Systematic batch experiments with the organic monovalent cation metoprolol as sorbate and the synthetic material silica gel as sorbent were conducted with the aim of characterizing the sorption of organic cations onto charged surfaces. Sorption isotherms for metoprolol (>99% protonated in the tested pH of around 6) in competition with mono- and divalent inorganic cations (Na(+), NH4(+), Ca(2+), and Mg(2+)) were determined in order to assess their influence on cation exchange processes and to identify the role of further sorptive interactions. The obtained sorption isotherms could be described well by an exponential function (Freundlich isotherm model) with consistent exponents (about 0.8). In general, a decreasing sorption of metoprolol with increasing concentrations in inorganic cations was observed. Competing ions of the same valence showed similar effects.
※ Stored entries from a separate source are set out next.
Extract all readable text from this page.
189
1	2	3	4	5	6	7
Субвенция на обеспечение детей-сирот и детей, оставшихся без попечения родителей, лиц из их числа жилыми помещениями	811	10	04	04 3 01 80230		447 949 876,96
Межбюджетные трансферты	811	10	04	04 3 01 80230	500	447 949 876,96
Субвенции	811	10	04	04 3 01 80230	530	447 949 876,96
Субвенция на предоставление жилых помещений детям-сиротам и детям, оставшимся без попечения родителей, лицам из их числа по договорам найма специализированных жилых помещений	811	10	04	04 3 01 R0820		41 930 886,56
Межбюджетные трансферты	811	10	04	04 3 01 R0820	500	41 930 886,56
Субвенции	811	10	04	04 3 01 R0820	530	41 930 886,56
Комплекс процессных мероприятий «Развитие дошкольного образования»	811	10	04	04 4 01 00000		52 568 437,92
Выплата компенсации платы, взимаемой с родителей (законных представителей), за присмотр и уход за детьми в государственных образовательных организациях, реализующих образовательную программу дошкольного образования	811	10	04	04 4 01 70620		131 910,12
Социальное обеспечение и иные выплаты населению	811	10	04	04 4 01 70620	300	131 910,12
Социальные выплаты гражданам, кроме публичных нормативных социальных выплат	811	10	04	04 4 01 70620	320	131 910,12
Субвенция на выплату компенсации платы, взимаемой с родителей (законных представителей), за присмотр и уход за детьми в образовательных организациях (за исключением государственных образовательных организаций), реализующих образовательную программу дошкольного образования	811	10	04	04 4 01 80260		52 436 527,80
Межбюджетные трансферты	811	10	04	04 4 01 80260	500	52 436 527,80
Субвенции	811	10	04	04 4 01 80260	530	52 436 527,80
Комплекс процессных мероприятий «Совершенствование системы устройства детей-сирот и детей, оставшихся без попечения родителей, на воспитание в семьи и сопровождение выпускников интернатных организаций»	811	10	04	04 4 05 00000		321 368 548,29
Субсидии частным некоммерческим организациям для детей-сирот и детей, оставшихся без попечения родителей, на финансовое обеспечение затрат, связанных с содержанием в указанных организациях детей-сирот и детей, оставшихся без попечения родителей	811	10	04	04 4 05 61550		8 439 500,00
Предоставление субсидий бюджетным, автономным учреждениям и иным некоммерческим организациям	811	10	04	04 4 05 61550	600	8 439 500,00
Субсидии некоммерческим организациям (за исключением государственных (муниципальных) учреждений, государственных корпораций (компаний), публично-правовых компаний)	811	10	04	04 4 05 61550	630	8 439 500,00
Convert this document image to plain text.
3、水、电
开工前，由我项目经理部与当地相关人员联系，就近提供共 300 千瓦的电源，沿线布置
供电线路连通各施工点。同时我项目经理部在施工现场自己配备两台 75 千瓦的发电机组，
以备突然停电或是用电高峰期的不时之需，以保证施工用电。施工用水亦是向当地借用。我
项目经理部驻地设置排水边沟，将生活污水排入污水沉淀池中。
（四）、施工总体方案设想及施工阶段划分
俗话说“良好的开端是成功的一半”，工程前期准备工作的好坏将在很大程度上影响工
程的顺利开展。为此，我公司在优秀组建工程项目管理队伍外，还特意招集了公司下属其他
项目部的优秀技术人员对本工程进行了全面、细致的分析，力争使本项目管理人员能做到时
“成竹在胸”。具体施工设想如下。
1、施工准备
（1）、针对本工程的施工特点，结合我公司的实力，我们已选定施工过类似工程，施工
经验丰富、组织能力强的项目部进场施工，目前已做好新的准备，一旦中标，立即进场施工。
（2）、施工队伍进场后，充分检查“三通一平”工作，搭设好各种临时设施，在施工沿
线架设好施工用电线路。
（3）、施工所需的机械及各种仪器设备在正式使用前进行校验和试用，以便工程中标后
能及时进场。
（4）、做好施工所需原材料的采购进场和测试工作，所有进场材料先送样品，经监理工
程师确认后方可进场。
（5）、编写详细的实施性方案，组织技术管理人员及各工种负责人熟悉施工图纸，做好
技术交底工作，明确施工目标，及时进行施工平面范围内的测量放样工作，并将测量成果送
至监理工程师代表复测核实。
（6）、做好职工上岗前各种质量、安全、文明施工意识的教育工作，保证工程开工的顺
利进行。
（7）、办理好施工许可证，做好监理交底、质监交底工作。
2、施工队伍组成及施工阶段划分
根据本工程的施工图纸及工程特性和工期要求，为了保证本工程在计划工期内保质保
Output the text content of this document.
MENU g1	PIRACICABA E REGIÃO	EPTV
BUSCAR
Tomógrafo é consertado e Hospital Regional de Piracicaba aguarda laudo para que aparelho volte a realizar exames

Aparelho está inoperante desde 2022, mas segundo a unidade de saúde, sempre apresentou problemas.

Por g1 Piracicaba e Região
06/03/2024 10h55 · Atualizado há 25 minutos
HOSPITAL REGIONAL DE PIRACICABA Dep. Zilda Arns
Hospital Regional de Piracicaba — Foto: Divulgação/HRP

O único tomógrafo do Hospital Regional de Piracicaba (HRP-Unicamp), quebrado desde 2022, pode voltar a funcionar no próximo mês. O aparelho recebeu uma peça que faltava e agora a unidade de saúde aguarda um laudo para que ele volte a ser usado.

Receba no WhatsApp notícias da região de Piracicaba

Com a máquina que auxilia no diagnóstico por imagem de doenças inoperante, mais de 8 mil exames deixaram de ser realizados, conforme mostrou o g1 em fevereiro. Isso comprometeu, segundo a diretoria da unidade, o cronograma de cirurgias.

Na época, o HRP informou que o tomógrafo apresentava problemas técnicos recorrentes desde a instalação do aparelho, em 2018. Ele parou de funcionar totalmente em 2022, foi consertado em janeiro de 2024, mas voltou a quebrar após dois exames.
A significant sorption affinity of metoprolol with ion type dependent Freundlich coefficients KF,0.77 between 234.42 and 426.58 (L/kg)(0.77) could still be observed even at very high concentrations of competing inorganic cations. Additional column experiments confirm this behavior, which suggests the existence of further relevant interactions beside cation exchange. In subsequent batch experiments, the influence of mixtures with more than one competing ion and the effect of a reduced negative surface charge at a pH below the point of zero charge (pHPZC ≈ 2.5) were also investigated. Finally, the study demonstrates that cation exchange is the most relevant but not the sole mechanism for the sorption of metoprolol on silica gel.